Multiple images, reflecting different aspects of his subjects, have been a Gill hallmark ever since his first artistic success, a triptych commemorating the tragic suicide of Marilyn Monroe in 1962. That painting started the artist on a prolific career that has already put his paintings in Manhattan's Whitney Museum, the Museum of Modern Art and the Art Institute of Chicago.

Gill felt particularly qualified for his first TIME commission because lately he has been concentrating on politics, on a group of pictures to illustrate his theory that "all people are political prisoners in the sense that they are prisoners of the system into which they are born." As for himself, Gill figures he escaped from personal imprisonment when he left San Angelo, Texas, where he was brought up. A hitch in the Marines and five years spent on architectural work in Texas taught him, he says, just how stifling his boyhood had been. Then one day he decided that he ought to change his whole life. "I was too fat," he remembers; so he went on a diet. "I also told myself I should stop drinking and smoking. Along with that, I decided I should do what I really wanted to do—paint." He has stuck to painting ever since.

While working on this week's Essay, That New Black Magic, a study of changing styles in superstition, Reporter George Taber canvassed his colleagues on TIME's editorial staff. By and large, he discovered, they were remarkably hesitant about admitting any belief in the occult.
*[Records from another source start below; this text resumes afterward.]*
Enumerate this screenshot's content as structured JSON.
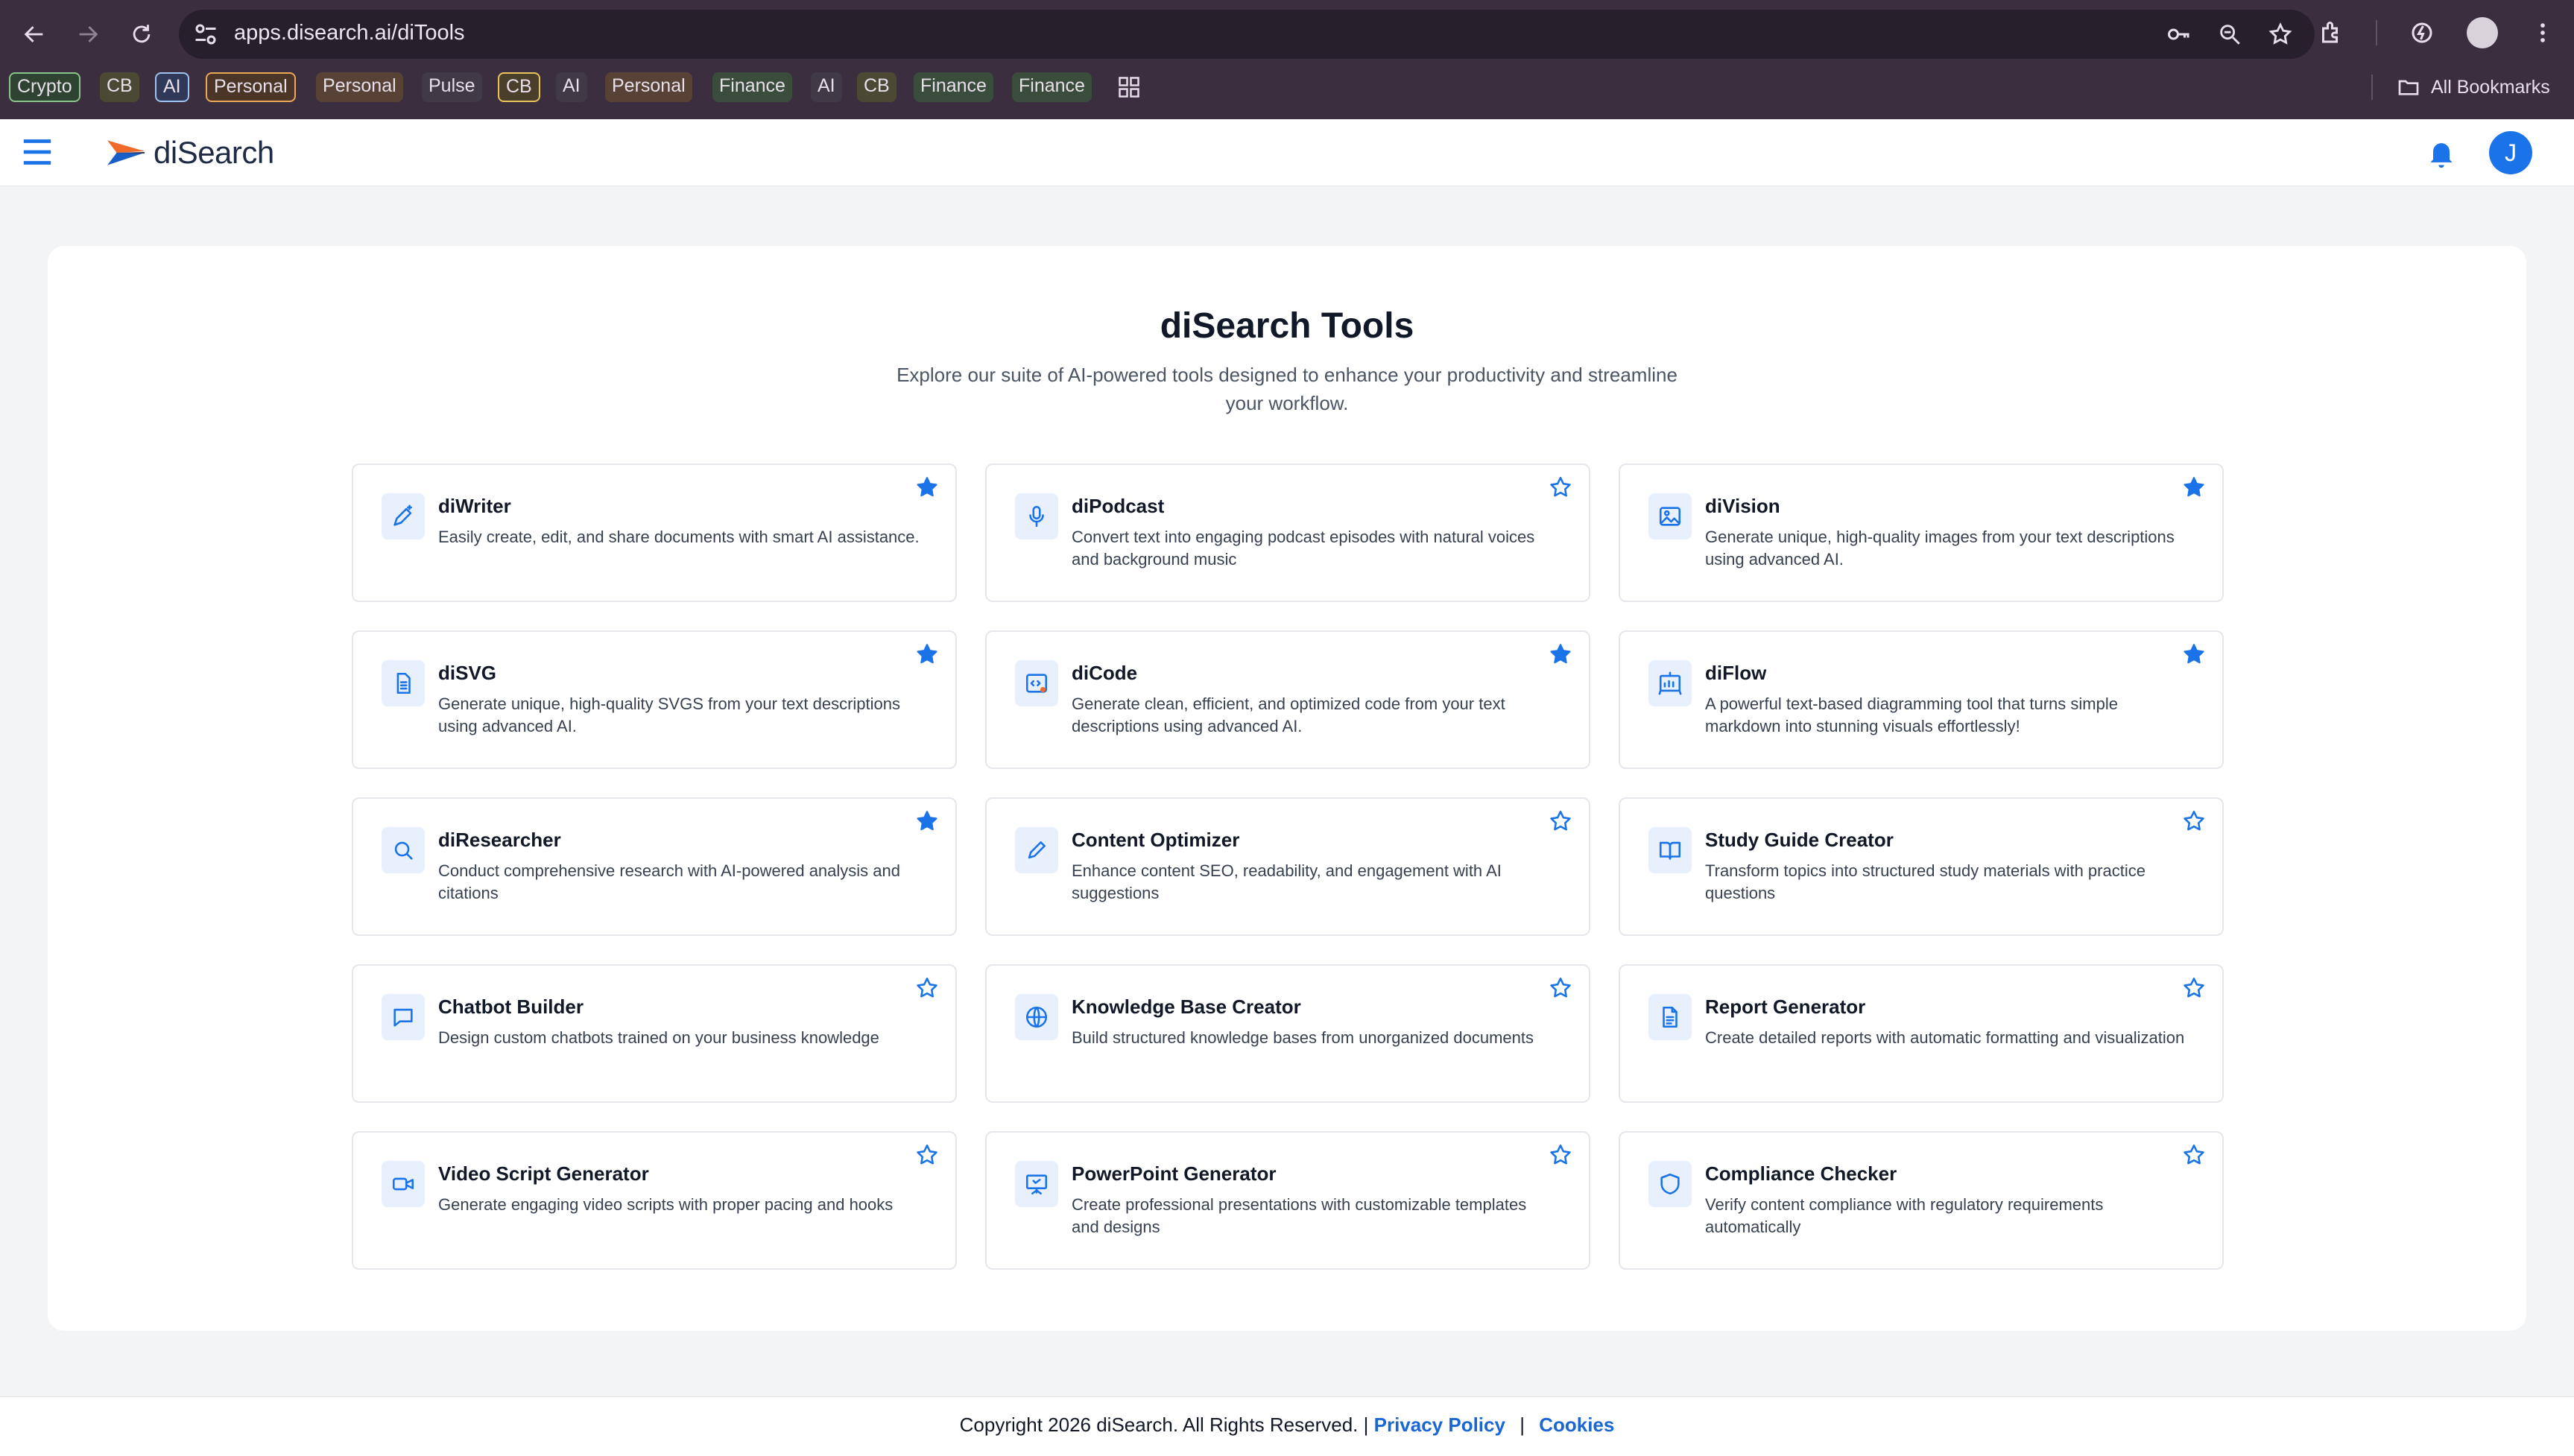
{
  "browser": {
    "url": "apps.disearch.ai/diTools",
    "bookmarks": [
      {
        "label": "Crypto",
        "style": "outlined green"
      },
      {
        "label": "CB",
        "style": "fill-olive"
      },
      {
        "label": "AI",
        "style": "outlined blue"
      },
      {
        "label": "Personal",
        "style": "outlined orange"
      },
      {
        "label": "Personal",
        "style": "fill-brown"
      },
      {
        "label": "Pulse",
        "style": "fill-dark"
      },
      {
        "label": "CB",
        "style": "outlined yellow"
      },
      {
        "label": "AI",
        "style": "fill-dark"
      },
      {
        "label": "Personal",
        "style": "fill-brown"
      },
      {
        "label": "Finance",
        "style": "fill-green"
      },
      {
        "label": "AI",
        "style": "fill-dark"
      },
      {
        "label": "CB",
        "style": "fill-olive"
      },
      {
        "label": "Finance",
        "style": "fill-green"
      },
      {
        "label": "Finance",
        "style": "fill-green"
      }
    ],
    "all_bookmarks_label": "All Bookmarks"
  },
  "header": {
    "logo_text": "diSearch",
    "user_initial": "J",
    "accent_color": "#1a73e8"
  },
  "main": {
    "title": "diSearch Tools",
    "subtitle": "Explore our suite of AI-powered tools designed to enhance your productivity and streamline your workflow.",
    "tools": [
      {
        "name": "diWriter",
        "description": "Easily create, edit, and share documents with smart AI assistance.",
        "icon": "pen-sparkle-icon",
        "favorite": true
      },
      {
        "name": "diPodcast",
        "description": "Convert text into engaging podcast episodes with natural voices and background music",
        "icon": "microphone-icon",
        "favorite": false
      },
      {
        "name": "diVision",
        "description": "Generate unique, high-quality images from your text descriptions using advanced AI.",
        "icon": "image-icon",
        "favorite": true
      },
      {
        "name": "diSVG",
        "description": "Generate unique, high-quality SVGS from your text descriptions using advanced AI.",
        "icon": "document-icon",
        "favorite": true
      },
      {
        "name": "diCode",
        "description": "Generate clean, efficient, and optimized code from your text descriptions using advanced AI.",
        "icon": "code-icon",
        "favorite": true
      },
      {
        "name": "diFlow",
        "description": "A powerful text-based diagramming tool that turns simple markdown into stunning visuals effortlessly!",
        "icon": "chart-board-icon",
        "favorite": true
      },
      {
        "name": "diResearcher",
        "description": "Conduct comprehensive research with AI-powered analysis and citations",
        "icon": "search-icon",
        "favorite": true
      },
      {
        "name": "Content Optimizer",
        "description": "Enhance content SEO, readability, and engagement with AI suggestions",
        "icon": "pencil-icon",
        "favorite": false
      },
      {
        "name": "Study Guide Creator",
        "description": "Transform topics into structured study materials with practice questions",
        "icon": "book-icon",
        "favorite": false
      },
      {
        "name": "Chatbot Builder",
        "description": "Design custom chatbots trained on your business knowledge",
        "icon": "chat-bubble-icon",
        "favorite": false
      },
      {
        "name": "Knowledge Base Creator",
        "description": "Build structured knowledge bases from unorganized documents",
        "icon": "globe-icon",
        "favorite": false
      },
      {
        "name": "Report Generator",
        "description": "Create detailed reports with automatic formatting and visualization",
        "icon": "file-text-icon",
        "favorite": false
      },
      {
        "name": "Video Script Generator",
        "description": "Generate engaging video scripts with proper pacing and hooks",
        "icon": "video-camera-icon",
        "favorite": false
      },
      {
        "name": "PowerPoint Generator",
        "description": "Create professional presentations with customizable templates and designs",
        "icon": "presentation-icon",
        "favorite": false
      },
      {
        "name": "Compliance Checker",
        "description": "Verify content compliance with regulatory requirements automatically",
        "icon": "shield-icon",
        "favorite": false
      }
    ]
  },
  "footer": {
    "copyright": "Copyright 2026 diSearch. All Rights Reserved. |",
    "privacy_label": "Privacy Policy",
    "separator": "|",
    "cookies_label": "Cookies"
  }
}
Not so the people who were involved with the Essay itself.

Researcher Nancy Williams used to think herself above all superstition. But all week long she noticed the numbers 7, 2 and 1 recurring in reports from correspondents. She now plans to get out to the track as soon as she can to make what she figures will be some shrewd wagers on the daily double.

Associate Editor Bob Jones, who wrote the Essay, says that he always spits on the bait when he goes fishing, and he insists the stunt pays off. As for Senior Editor Bob Shnayerson, for years he kept a tattered grey sweater in his office and wore it whenever he worked on major stories. This week the sweater disappeared and Bob worried all the while he edited the Essay. "Lost," he kept muttering. "All lost."

Taber decided that even to work on such an Essay was begging for trouble. Sure enough, while he was reporting, he tried to interview a fortuneteller and she stood him up. When he invested a penny in a drugstore scale, he got back a card on which was printed his weight and the warning: "Watch your step!"